Saturday, September 3, 2011

I lied.

I said that Denis Johnson book would be my last leisurely read, but instead I picked up the No. 1 bestseller of non-fiction. I guess there is power in repetition, and like the Shadow of the Wind, I feel like I read a legitimate, wholesome story, but there was nothing more to it. Yea, never believe what Campbell readers pick up for their bookclubs paying with their Nordstrom credit cards.



So this is about the HeLa (hee-la) cell that is infamous in science for leading to vaccines for polio, cancer, and an endless line of other diseases. It is truly immortal, and this book not only explains the science behind the cell, but also confronts the ethics in medicine like patient's consent, property rights, legitimacy of making millions off of a living or dead being's tissue, etc. It also brings up some touchy, but pertinent American history i.e Tuskegee syphilis experiment, etc. I thought this was the most interesting, but all in all Rebecca Skloot isn't a very good writer and her white, upper class point-of-view is still that. I understand she tried to be journalistic and minimize the bias, but sometimes she just made the Lacks seem naive and thoroughly uneducated by focusing on their misunderstandings of the situation, quoting blatant fallacies and outlandish remarks. Honestly, I think that Rebecca Skloot just ran out of actual facts to write about, and all she had left was the Lacks family and her own autobiographical stance in journalistic endeavors trying to uncover this.
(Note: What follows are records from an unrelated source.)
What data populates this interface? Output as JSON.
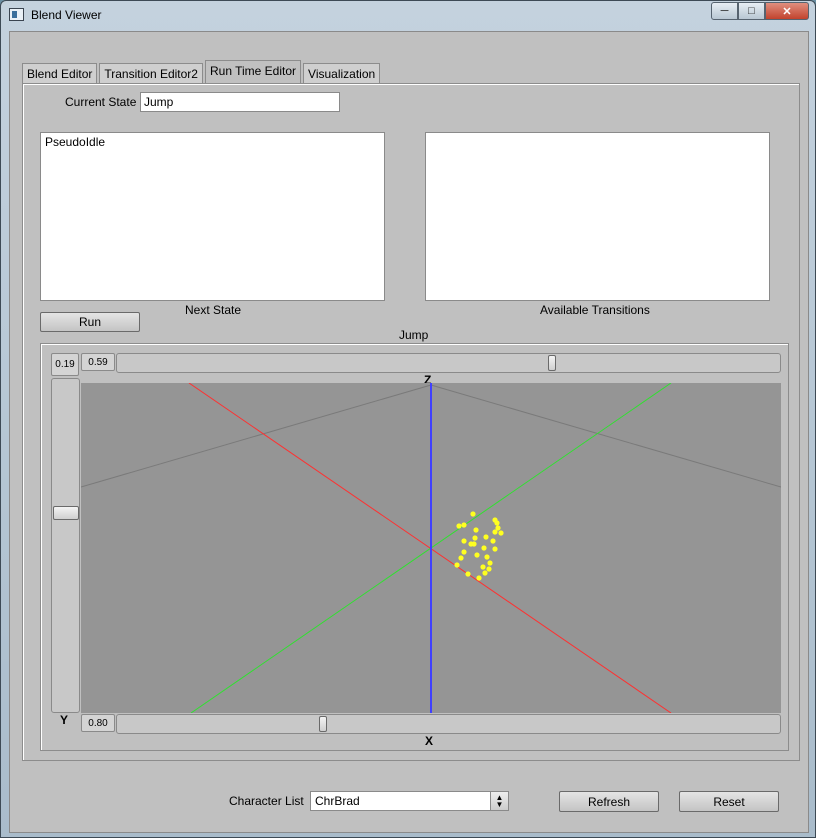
{
  "window": {
    "title": "Blend Viewer",
    "controls": {
      "minimize": "─",
      "maximize": "□",
      "close": "✕"
    }
  },
  "tabs": [
    {
      "label": "Blend Editor",
      "active": false
    },
    {
      "label": "Transition Editor2",
      "active": false
    },
    {
      "label": "Run Time Editor",
      "active": true
    },
    {
      "label": "Visualization",
      "active": false
    }
  ],
  "run_time_editor": {
    "current_state_label": "Current State",
    "current_state_value": "Jump",
    "next_state_list": [
      "PseudoIdle"
    ],
    "next_state_label": "Next State",
    "available_transitions_list": [],
    "available_transitions_label": "Available Transitions",
    "run_button": "Run",
    "viewer_title": "Jump",
    "viewer": {
      "top_left_value": "0.19",
      "z_slider_value": "0.59",
      "z_slider_level": 0.66,
      "y_slider_level": 0.4,
      "x_slider_value": "0.80",
      "x_slider_level": 0.31,
      "axis_z_label": "Z",
      "axis_y_label": "Y",
      "axis_x_label": "X",
      "colors": {
        "background": "#959595",
        "x_axis": "#ff3030",
        "y_axis": "#30e030",
        "z_axis": "#4040ff",
        "points": "#ffff20",
        "grid": "#7a7a7a"
      }
    }
  },
  "footer": {
    "character_list_label": "Character List",
    "character_list_value": "ChrBrad",
    "refresh_button": "Refresh",
    "reset_button": "Reset"
  }
}
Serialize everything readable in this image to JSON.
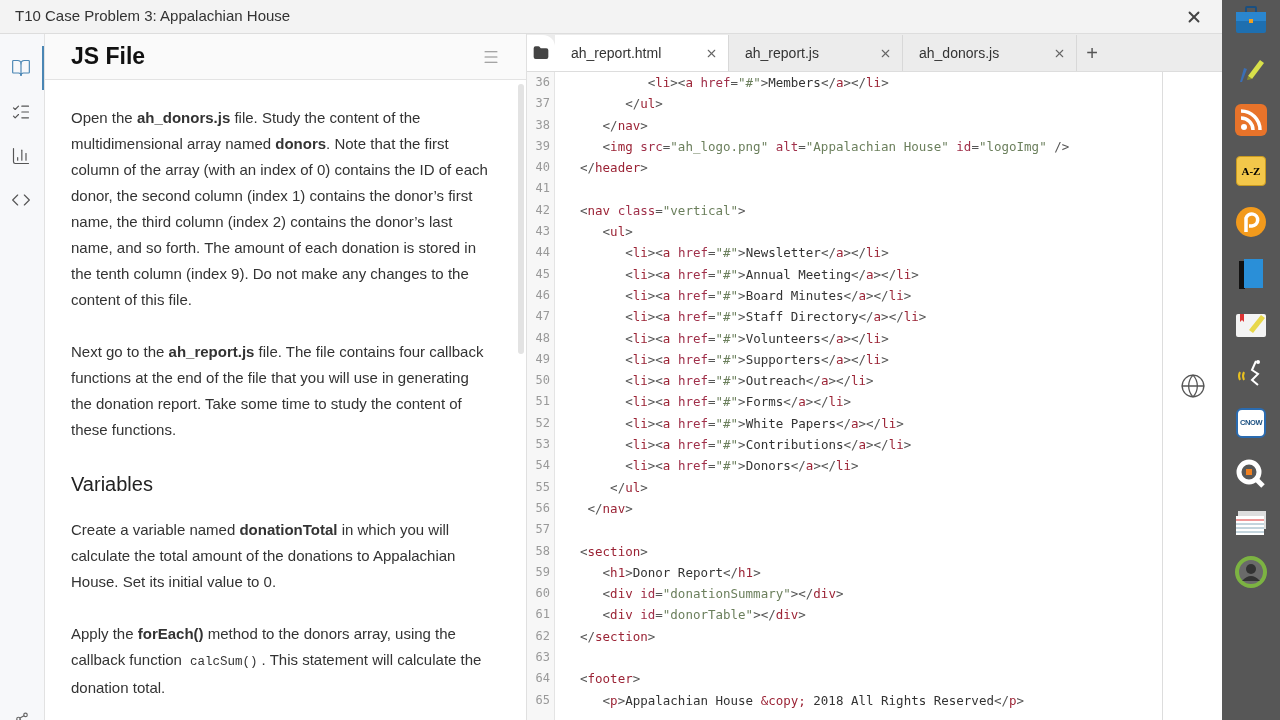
{
  "window": {
    "title": "T10 Case Problem 3: Appalachian House"
  },
  "rail": [
    {
      "kind": "book",
      "selected": true
    },
    {
      "kind": "checklist",
      "selected": false
    },
    {
      "kind": "chart",
      "selected": false
    },
    {
      "kind": "code",
      "selected": false
    }
  ],
  "instructions": {
    "title": "JS File",
    "blocks": [
      {
        "kind": "p",
        "segments": [
          {
            "kind": "text",
            "text": "Open the **ah_donors.js** file. Study the content of the multidimensional array named **donors**. Note that the first column of the array (with an index of 0) contains the ID of each donor, the second column (index 1) contains the donor’s first name, the third column (index 2) contains the donor’s last name, and so forth. The amount of each donation is stored in the tenth column (index 9). Do not make any changes to the content of this file."
          }
        ]
      },
      {
        "kind": "p",
        "segments": [
          {
            "kind": "text",
            "text": "Next go to the **ah_report.js** file. The file contains four callback functions at the end of the file that you will use in generating the donation report. Take some time to study the content of these functions."
          }
        ]
      },
      {
        "kind": "h2",
        "segments": [
          {
            "kind": "text",
            "text": "Variables"
          }
        ]
      },
      {
        "kind": "p",
        "segments": [
          {
            "kind": "text",
            "text": "Create a variable named **donationTotal** in which you will calculate the total amount of the donations to Appalachian House. Set its initial value to 0."
          }
        ]
      },
      {
        "kind": "p",
        "segments": [
          {
            "kind": "text",
            "text": "Apply the **forEach()** method to the donors array, using the callback function "
          },
          {
            "kind": "code",
            "text": "calcSum()"
          },
          {
            "kind": "text",
            "text": ". This statement will calculate the donation total."
          }
        ]
      }
    ]
  },
  "editor": {
    "tabs": [
      {
        "label": "ah_report.html",
        "selected": true
      },
      {
        "label": "ah_report.js",
        "selected": false
      },
      {
        "label": "ah_donors.js",
        "selected": false
      }
    ],
    "add_tab": "+",
    "lines": [
      {
        "number": "36",
        "code": "         <li><a href=\"#\">Members</a></li>"
      },
      {
        "number": "37",
        "code": "      </ul>"
      },
      {
        "number": "38",
        "code": "   </nav>"
      },
      {
        "number": "39",
        "code": "   <img src=\"ah_logo.png\" alt=\"Appalachian House\" id=\"logoImg\" />"
      },
      {
        "number": "40",
        "code": "</header>"
      },
      {
        "number": "41"
      },
      {
        "number": "42",
        "code": "<nav class=\"vertical\">"
      },
      {
        "number": "43",
        "code": "   <ul>"
      },
      {
        "number": "44",
        "code": "      <li><a href=\"#\">Newsletter</a></li>"
      },
      {
        "number": "45",
        "code": "      <li><a href=\"#\">Annual Meeting</a></li>"
      },
      {
        "number": "46",
        "code": "      <li><a href=\"#\">Board Minutes</a></li>"
      },
      {
        "number": "47",
        "code": "      <li><a href=\"#\">Staff Directory</a></li>"
      },
      {
        "number": "48",
        "code": "      <li><a href=\"#\">Volunteers</a></li>"
      },
      {
        "number": "49",
        "code": "      <li><a href=\"#\">Supporters</a></li>"
      },
      {
        "number": "50",
        "code": "      <li><a href=\"#\">Outreach</a></li>"
      },
      {
        "number": "51",
        "code": "      <li><a href=\"#\">Forms</a></li>"
      },
      {
        "number": "52",
        "code": "      <li><a href=\"#\">White Papers</a></li>"
      },
      {
        "number": "53",
        "code": "      <li><a href=\"#\">Contributions</a></li>"
      },
      {
        "number": "54",
        "code": "      <li><a href=\"#\">Donors</a></li>"
      },
      {
        "number": "55",
        "code": "    </ul>"
      },
      {
        "number": "56",
        "code": " </nav>"
      },
      {
        "number": "57"
      },
      {
        "number": "58",
        "code": "<section>"
      },
      {
        "number": "59",
        "code": "   <h1>Donor Report</h1>"
      },
      {
        "number": "60",
        "code": "   <div id=\"donationSummary\"></div>"
      },
      {
        "number": "61",
        "code": "   <div id=\"donorTable\"></div>"
      },
      {
        "number": "62",
        "code": "</section>"
      },
      {
        "number": "63"
      },
      {
        "number": "64",
        "code": "<footer>"
      },
      {
        "number": "65",
        "code": "   <p>Appalachian House &copy; 2018 All Rights Reserved</p>"
      }
    ]
  },
  "apps": [
    {
      "kind": "briefcase"
    },
    {
      "kind": "pen"
    },
    {
      "kind": "rss"
    },
    {
      "kind": "glossary",
      "label": "A-Z"
    },
    {
      "kind": "circle-logo"
    },
    {
      "kind": "book"
    },
    {
      "kind": "notes"
    },
    {
      "kind": "audio"
    },
    {
      "kind": "badge",
      "label": "CNOW"
    },
    {
      "kind": "quiz"
    },
    {
      "kind": "cards"
    },
    {
      "kind": "profile"
    }
  ]
}
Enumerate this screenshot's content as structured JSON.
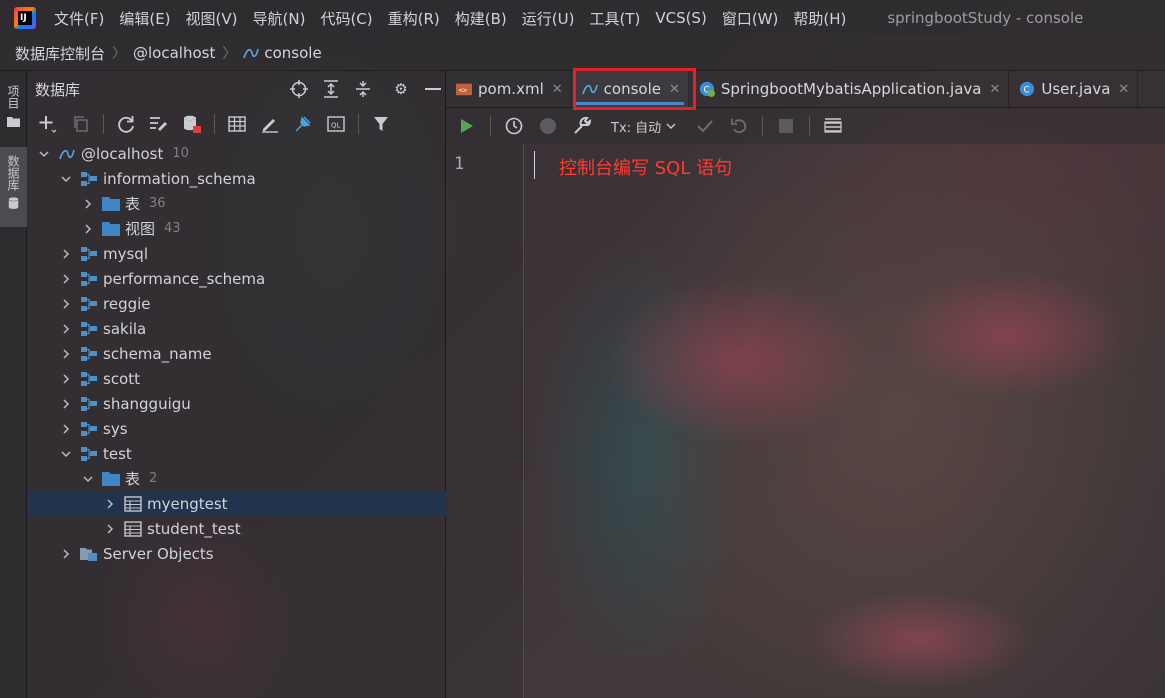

She took the total bestseller path by cutting the scientific facts, making an emotional tie with those involved, being brief in all focuses (the science, the ethics, the history). I guess I'm being harsh, but I really felt like I was missing something... like substance. ?

Yea well I'm also procrastinating with school to write this meaningless review. It's still the No. 1 bestseller after all. How can I be wrong with thousands of dollars floating in for Miss Skloot. Wow that motivation drained quick.